Voeding Filippijnse kaketoe

Dieet

De aangeboden voeding moet voor ongeveer de helft uit droge granen en zaden bestaan. De andere helft dient groenvoer e.d. te zijn. Voor en tijdens het grootbrengen van de jongen kan de hoeveelheid kiemvoer worden verhoogd en het gebruikelijke voer worden aangevuld met opfokvoer en gekookte peulvruchten.

Nutrientenbehoefte

Voedingsschema

Geef kaketoes steeds op dezelfde tijd eten. ‘Smorgens of in de namiddag zijn de beste tijden.
De dagelijkse hoeveelheid voedsel is afhankelijk van de grootte en de bewegingsmogelijkheden van de kaketoes. Kooivogels die weinig beweging hebben en kleinere soorten moeten ongeveer 80 g granen en zaden en ongeveer dezelfde hoeveelheid fruit krijgen.

Voedingsplaats

Er moeten minstens 4 bakjes beschikbaar zijn.
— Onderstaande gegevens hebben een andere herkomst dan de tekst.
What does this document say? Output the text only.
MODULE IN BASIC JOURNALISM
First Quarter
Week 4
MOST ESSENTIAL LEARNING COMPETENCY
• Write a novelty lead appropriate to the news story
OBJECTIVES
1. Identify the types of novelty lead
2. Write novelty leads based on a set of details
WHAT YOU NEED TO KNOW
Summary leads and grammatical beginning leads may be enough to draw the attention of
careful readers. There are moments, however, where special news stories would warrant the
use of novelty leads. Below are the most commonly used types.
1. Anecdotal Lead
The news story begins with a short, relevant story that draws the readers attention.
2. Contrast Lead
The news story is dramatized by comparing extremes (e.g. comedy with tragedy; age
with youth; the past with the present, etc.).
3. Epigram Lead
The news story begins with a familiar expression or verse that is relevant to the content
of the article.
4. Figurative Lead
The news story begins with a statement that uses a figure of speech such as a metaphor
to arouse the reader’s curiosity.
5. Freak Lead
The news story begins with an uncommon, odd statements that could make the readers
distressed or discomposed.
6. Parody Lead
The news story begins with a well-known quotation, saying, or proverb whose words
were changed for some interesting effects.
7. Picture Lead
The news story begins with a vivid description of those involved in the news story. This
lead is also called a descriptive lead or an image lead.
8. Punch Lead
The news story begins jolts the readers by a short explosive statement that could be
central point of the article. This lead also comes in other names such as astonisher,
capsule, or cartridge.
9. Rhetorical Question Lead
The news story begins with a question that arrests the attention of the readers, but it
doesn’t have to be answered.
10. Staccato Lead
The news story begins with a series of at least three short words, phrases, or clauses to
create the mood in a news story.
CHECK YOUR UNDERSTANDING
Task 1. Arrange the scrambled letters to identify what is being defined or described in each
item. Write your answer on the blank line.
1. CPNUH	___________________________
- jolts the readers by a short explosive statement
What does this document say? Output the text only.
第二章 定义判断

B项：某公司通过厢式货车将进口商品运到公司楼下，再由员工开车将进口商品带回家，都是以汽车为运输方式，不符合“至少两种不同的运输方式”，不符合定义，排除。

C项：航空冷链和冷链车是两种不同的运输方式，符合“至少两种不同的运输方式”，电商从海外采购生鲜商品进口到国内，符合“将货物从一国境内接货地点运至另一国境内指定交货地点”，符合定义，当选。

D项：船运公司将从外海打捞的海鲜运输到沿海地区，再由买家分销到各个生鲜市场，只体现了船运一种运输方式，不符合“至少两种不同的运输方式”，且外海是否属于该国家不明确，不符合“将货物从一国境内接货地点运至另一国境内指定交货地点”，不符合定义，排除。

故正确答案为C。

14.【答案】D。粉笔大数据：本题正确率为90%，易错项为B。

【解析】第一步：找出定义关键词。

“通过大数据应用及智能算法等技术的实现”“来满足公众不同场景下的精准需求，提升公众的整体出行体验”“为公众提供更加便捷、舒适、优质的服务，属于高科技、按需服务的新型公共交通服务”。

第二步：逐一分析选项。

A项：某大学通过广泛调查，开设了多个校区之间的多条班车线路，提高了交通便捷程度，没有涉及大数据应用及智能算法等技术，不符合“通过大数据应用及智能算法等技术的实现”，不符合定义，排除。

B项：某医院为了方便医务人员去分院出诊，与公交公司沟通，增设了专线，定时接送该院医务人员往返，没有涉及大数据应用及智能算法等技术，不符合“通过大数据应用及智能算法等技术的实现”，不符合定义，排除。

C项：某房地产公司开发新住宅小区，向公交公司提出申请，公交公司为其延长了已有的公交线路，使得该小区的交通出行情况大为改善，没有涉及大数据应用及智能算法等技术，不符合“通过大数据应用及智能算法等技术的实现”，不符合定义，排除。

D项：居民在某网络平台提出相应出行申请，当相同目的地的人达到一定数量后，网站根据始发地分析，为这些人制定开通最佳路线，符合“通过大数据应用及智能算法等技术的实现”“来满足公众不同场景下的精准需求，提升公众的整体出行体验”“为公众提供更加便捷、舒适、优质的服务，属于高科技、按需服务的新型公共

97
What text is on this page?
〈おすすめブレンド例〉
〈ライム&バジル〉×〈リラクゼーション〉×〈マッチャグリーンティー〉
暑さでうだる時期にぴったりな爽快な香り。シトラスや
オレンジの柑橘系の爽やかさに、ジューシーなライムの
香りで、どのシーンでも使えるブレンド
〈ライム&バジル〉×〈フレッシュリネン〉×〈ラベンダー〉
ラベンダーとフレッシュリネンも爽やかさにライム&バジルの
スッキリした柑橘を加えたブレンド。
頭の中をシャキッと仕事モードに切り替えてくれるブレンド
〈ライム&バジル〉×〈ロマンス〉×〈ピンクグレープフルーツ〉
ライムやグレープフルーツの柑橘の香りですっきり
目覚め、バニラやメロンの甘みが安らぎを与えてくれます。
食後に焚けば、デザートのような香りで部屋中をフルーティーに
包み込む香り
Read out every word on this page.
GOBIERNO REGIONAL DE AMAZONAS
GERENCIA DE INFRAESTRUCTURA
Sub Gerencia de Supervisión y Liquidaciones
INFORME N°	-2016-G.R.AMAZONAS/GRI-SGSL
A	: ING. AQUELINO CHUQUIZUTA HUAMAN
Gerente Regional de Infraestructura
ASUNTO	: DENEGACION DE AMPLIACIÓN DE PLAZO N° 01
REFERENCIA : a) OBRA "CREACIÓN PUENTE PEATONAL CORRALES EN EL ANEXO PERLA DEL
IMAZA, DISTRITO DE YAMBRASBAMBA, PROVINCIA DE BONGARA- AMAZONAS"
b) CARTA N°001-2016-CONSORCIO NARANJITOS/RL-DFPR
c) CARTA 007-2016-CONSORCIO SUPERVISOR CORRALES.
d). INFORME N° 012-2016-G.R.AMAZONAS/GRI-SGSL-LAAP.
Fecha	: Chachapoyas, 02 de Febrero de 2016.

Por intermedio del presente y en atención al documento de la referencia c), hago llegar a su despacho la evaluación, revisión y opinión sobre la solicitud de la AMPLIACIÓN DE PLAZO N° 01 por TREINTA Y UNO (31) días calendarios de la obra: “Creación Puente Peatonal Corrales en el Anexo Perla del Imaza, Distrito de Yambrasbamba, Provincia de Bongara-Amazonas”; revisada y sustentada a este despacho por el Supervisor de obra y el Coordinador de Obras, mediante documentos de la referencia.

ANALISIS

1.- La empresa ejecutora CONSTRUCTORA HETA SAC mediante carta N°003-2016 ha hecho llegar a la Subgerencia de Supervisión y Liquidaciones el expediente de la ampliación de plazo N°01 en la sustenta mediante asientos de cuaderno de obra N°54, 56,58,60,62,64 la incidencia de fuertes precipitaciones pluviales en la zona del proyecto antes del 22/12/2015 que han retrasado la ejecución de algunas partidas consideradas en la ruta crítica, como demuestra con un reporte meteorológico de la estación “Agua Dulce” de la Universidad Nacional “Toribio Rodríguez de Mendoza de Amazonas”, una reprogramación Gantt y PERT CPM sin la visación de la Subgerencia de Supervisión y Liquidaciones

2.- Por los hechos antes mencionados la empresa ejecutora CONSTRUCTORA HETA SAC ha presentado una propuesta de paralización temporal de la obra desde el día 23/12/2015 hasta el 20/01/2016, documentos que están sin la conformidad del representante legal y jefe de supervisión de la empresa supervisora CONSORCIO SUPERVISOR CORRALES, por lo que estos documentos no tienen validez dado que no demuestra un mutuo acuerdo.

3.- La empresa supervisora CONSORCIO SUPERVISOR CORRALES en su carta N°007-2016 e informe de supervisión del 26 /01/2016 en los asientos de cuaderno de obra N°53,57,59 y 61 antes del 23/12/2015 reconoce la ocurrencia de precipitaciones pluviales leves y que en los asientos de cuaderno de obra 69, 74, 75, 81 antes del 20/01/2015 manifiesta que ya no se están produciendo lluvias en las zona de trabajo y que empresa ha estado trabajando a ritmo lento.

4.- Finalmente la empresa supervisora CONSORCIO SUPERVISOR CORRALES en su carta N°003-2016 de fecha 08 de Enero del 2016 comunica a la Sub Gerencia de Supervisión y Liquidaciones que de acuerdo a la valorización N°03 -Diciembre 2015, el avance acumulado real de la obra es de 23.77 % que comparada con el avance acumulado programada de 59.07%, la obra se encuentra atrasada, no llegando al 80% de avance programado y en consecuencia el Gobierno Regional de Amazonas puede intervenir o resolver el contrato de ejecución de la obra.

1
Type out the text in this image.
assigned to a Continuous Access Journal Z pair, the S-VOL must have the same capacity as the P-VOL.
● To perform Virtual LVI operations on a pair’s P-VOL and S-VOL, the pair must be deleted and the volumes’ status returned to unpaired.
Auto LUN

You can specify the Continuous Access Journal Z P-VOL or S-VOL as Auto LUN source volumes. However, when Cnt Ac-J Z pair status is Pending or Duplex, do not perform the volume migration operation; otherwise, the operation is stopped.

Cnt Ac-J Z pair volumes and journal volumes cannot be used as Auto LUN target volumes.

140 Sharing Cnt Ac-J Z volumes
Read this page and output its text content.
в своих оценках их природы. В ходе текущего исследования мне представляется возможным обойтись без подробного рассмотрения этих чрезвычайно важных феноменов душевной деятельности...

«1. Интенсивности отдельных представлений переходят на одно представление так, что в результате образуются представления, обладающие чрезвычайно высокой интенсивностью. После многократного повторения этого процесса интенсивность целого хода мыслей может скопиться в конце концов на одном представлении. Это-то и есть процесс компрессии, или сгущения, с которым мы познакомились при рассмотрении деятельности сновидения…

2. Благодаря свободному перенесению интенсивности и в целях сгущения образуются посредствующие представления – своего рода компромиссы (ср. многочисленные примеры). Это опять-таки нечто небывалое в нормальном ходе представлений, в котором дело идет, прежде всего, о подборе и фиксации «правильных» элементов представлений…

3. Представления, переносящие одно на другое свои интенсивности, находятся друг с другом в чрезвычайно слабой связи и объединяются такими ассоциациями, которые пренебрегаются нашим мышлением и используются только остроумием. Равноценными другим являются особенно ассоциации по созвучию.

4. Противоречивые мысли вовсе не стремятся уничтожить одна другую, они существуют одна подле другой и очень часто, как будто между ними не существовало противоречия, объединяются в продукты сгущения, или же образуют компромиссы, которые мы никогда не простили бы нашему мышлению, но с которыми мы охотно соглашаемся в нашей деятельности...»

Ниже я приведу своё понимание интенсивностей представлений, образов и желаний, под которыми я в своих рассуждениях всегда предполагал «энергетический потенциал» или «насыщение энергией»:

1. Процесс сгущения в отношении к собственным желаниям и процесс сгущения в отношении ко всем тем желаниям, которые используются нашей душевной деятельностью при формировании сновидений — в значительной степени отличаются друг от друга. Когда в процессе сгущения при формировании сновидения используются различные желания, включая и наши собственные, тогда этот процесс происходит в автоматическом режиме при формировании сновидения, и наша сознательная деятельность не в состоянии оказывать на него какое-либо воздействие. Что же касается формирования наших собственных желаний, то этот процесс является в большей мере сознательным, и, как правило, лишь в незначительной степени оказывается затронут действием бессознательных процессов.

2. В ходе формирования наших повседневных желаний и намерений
Voor zaadmengvoer, drinkwater, grit en een bakje voor afwisselend fruit en groente.

Handopfok

Het kan gebeuren dat kaketoes hun eitjes door verstoring vna hun leefomgeving in de steek laten of zich onvoldoende voor alle kuiken inzetten. Wanneer men dit tijdig merkt kunnen de eitjes uit het nest genomen worden en uitgebroed worden in de broedmachine. Wanneer de eitjes dan zijn uitgekomen dient men de jongen bij een temperatuur van 36C te houden. Een infrarode warmtelamp is hierbij erg handig.
De jongen krijgen in het begin ongeveer alle twee uren tussen 6.00 en 24.00 uur een voedselbrij. Zeer geschikt is bijvoorbeeld zuigelingenvoedsel in poedervorm. Om de twee tot drie dagen dient men hier vitaminen en mineralen aan toe te voegen. Het voedsel dient dagelijks vers bereid te worden. De temperatuur van het voedsel dient 40 tot 41C te zijn. Men kan m.b.v. een plastic wegwerpspuit het voedsel toedienen, later kan dit met een theelepel. Tijdens de groei krijgen de jongen slechts elke 3 tot 4 uur eten. De voedselbrij dient dan te worden verrijkt met kleine stukjes eigeel, fruit en groentes. Het is moeilijk om kleine kaketoes van voedselbrij om te wennen naar zaden en granen. Ga daarbij geleidelijk te werk. Doe eerst de gebruikelijke voedselbrij in een bakje en voeg er vervolgens het zachte fruit en de groente aan toe. In het begin moet men de zaden malen of van hun hulsje ontdoen. Jonge kaketoes moeten eerst leren de hulsjes van de zaden af te pellen. Dat gaat het makkelijkst als ze het kunnen afkijken van een soortgenoot.